Conservatives have expressed concern about companies’ emphasis on ESG investing at the expense of return on investments. While the Senate’s version of the state budget mentions NCInnovation reporting on investments and equity stakes to the General Assembly, there are no ESG investment guardrails in the legislation. It’s possible that, in the future, political considerations may outweigh financial prudence. The lack of investing guardrails raises concerns about the organization’s future mission, accountability, and transparency. 

University collaboration 

Third, how will NCInnovation guarantee research collaboration with North Carolina’s public universities? Currently, the university chancellors of East Carolina, NC A&T, UNC Charlotte, and Western Carolina are all on the current NCInnovation board of directors, along with the University of North Carolina System President Peter Hans, which makes sense if the goal is to “improve applied research outputs at UNC System schools and to help commercialize the results of that research.”

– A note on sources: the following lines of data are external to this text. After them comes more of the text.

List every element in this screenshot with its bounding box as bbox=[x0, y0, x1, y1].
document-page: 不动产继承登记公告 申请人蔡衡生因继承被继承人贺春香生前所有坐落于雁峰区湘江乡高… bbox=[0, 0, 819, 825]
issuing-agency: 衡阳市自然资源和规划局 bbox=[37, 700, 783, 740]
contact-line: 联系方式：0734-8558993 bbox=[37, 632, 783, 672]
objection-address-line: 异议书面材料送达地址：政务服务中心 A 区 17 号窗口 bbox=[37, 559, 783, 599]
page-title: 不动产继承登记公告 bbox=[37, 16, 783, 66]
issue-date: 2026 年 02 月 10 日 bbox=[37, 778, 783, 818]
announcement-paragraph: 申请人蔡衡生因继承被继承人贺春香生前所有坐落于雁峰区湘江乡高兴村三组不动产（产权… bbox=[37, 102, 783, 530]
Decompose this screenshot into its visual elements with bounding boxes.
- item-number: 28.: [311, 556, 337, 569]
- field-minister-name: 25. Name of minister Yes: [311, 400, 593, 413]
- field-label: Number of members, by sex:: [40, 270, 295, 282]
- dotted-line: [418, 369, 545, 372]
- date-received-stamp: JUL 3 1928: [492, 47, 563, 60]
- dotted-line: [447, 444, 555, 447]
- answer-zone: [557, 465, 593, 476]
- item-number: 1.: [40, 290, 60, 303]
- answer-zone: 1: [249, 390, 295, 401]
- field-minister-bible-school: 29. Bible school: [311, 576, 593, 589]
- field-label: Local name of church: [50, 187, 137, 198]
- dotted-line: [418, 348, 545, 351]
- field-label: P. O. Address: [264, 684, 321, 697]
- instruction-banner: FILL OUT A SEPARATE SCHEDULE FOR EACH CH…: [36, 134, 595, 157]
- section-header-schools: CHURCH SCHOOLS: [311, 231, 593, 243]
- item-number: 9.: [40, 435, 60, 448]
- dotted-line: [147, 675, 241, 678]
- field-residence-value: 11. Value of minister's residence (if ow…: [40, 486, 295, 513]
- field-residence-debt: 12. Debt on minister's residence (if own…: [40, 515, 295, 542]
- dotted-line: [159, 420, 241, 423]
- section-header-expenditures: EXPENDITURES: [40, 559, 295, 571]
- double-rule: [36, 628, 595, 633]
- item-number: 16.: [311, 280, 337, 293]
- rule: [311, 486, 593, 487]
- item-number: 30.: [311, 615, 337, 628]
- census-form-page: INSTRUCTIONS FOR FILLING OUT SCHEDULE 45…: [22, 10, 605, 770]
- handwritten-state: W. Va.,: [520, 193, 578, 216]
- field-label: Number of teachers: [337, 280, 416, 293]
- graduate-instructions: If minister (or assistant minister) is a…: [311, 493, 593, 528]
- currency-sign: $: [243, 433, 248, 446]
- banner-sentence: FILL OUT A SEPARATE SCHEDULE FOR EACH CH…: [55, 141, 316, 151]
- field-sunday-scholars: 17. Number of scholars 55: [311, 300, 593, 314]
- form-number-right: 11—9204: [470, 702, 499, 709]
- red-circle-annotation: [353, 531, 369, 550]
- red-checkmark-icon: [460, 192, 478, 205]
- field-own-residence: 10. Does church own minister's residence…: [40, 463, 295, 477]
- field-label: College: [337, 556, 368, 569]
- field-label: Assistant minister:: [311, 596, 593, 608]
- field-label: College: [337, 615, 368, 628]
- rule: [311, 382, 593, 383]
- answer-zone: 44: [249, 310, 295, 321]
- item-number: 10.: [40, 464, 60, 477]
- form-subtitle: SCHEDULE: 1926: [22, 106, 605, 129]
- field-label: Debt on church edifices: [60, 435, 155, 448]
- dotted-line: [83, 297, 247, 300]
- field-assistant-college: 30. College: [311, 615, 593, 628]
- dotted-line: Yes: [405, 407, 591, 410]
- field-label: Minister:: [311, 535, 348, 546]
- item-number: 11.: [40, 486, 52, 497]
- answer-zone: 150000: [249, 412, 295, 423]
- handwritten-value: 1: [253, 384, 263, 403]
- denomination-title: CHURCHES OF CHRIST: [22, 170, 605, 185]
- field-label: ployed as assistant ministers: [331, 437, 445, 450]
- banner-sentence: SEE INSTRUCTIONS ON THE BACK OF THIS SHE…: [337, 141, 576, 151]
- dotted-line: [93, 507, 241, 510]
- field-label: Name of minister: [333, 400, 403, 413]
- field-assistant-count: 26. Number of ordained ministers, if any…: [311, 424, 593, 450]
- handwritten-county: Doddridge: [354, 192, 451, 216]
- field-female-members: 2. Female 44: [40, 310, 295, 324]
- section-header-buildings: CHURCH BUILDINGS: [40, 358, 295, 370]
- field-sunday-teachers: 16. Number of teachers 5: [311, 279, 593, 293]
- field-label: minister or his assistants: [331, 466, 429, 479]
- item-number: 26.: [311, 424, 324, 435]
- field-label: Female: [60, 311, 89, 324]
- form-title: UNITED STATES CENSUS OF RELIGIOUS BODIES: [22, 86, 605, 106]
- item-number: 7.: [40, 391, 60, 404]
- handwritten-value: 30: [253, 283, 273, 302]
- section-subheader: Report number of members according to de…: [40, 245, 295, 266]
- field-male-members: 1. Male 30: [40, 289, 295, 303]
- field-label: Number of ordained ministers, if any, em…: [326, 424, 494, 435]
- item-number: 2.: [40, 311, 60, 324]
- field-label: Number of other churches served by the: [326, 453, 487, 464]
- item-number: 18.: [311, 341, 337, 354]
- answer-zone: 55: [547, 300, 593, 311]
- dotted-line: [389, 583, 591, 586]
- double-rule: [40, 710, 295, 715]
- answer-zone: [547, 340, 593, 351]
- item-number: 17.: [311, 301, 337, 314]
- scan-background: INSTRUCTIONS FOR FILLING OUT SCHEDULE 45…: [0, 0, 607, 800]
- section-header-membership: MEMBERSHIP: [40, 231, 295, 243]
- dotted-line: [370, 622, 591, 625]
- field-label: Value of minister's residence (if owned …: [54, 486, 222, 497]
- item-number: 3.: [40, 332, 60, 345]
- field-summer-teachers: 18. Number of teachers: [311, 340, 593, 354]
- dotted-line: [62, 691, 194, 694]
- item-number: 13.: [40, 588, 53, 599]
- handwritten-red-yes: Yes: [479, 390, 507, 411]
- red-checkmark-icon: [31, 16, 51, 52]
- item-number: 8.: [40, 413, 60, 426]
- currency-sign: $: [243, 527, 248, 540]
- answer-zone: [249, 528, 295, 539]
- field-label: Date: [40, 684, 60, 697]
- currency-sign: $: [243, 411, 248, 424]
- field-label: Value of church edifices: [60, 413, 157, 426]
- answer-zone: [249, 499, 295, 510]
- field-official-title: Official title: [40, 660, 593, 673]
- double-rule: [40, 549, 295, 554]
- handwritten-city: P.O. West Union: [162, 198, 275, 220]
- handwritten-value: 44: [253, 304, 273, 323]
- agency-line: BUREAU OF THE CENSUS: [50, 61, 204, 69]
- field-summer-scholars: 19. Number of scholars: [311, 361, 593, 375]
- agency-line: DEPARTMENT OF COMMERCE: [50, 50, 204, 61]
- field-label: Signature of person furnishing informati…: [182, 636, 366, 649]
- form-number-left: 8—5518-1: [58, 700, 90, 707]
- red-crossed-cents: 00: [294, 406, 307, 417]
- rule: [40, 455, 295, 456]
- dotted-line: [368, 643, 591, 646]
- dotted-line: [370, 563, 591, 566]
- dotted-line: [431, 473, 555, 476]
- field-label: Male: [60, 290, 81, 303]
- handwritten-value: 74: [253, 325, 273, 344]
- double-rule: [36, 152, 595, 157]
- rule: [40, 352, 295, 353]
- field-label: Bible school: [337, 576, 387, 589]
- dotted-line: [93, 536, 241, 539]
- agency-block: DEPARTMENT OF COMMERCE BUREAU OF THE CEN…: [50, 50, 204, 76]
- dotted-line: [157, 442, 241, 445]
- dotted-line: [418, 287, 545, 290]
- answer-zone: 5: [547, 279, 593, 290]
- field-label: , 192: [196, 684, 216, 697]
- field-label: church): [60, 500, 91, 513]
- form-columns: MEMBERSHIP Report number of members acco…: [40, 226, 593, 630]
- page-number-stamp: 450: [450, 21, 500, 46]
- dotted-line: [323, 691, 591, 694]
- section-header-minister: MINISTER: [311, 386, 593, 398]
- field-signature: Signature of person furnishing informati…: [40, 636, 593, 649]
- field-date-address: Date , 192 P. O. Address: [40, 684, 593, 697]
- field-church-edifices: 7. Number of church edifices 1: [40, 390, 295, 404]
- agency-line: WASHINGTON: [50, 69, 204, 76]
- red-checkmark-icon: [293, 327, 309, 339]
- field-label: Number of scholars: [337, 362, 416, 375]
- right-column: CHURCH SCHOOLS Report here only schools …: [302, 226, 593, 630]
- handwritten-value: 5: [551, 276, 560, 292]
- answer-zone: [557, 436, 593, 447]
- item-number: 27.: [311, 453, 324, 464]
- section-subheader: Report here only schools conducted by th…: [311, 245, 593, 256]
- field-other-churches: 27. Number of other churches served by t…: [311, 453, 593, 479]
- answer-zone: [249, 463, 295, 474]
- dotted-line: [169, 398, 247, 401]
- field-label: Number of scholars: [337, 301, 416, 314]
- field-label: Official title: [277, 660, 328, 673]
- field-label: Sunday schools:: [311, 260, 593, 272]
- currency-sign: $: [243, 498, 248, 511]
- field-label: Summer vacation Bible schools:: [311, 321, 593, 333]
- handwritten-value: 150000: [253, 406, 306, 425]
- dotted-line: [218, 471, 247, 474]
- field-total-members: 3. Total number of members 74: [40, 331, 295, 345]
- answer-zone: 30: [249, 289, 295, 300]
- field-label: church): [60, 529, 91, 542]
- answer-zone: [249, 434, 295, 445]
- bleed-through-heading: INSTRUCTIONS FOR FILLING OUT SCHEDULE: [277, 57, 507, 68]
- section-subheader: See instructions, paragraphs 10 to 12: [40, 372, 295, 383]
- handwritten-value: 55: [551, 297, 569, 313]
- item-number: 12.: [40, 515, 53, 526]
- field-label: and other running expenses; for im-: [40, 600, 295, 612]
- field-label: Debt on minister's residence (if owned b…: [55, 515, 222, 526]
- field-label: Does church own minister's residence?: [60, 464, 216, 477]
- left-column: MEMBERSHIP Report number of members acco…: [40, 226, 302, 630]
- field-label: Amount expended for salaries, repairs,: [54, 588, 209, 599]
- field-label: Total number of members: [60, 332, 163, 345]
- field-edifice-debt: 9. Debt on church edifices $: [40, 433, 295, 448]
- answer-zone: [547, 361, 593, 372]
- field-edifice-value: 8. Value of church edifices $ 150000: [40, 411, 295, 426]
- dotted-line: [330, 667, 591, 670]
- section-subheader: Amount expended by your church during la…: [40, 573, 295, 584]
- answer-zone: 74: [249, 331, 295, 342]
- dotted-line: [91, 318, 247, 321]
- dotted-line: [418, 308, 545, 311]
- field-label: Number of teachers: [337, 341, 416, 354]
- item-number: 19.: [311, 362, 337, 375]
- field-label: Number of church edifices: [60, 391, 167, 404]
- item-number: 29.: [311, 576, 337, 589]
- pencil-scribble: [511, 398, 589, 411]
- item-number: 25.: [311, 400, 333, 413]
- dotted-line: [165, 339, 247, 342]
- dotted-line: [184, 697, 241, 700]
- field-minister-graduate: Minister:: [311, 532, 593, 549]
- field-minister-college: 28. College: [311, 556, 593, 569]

However, the Senate legislation says that for NCInnovation to receive and retain the $1.4 billion, it must guarantee that any “officer, employee, or member of a governing board of NCInnovation is not a State employee.” In other words, all five current university executives will have to come off the board, and no one on the future board can be employed by a North Carolina public university. It isn’t easy to understand how collaboration will happen without the board of directors involved on both sides of the equation. 


Finally, the Senate budget legislation states, “NCInnovation is not subject to the Open Meetings Law as provided in Article 33C of Chapter 143 of the General Statutes and the Public Records Act as provided in Chapter 132 of the General Statutes.” Why will NCInnovation not be subject to North Carolina’s open meetings or public records laws?

Open meetings and open records laws for organizations receiving funding from state governments are critical in maintaining transparency and accountability. They allow citizens to track the decision-making process of state-funded organizations and hold them accountable for their actions. These laws create transparency and accountability and mitigate the risk of fraud, waste, and abuse. If state lawmakers appoint 62% (eight of 13) of the board of directors, and taxpayers are providing $1.4 billion as an endowment, then citizens deserve to know what is happening with their hard-earned money. 

NCInnovation is seeking to undertake a herculean task that has laudable goals. However, it is critical to ensure that governance structures are well thought out to ensure transparency, accountability, and public success. Taxpayers and legislators need answers to these four critical questions before leaping to such a significant investment.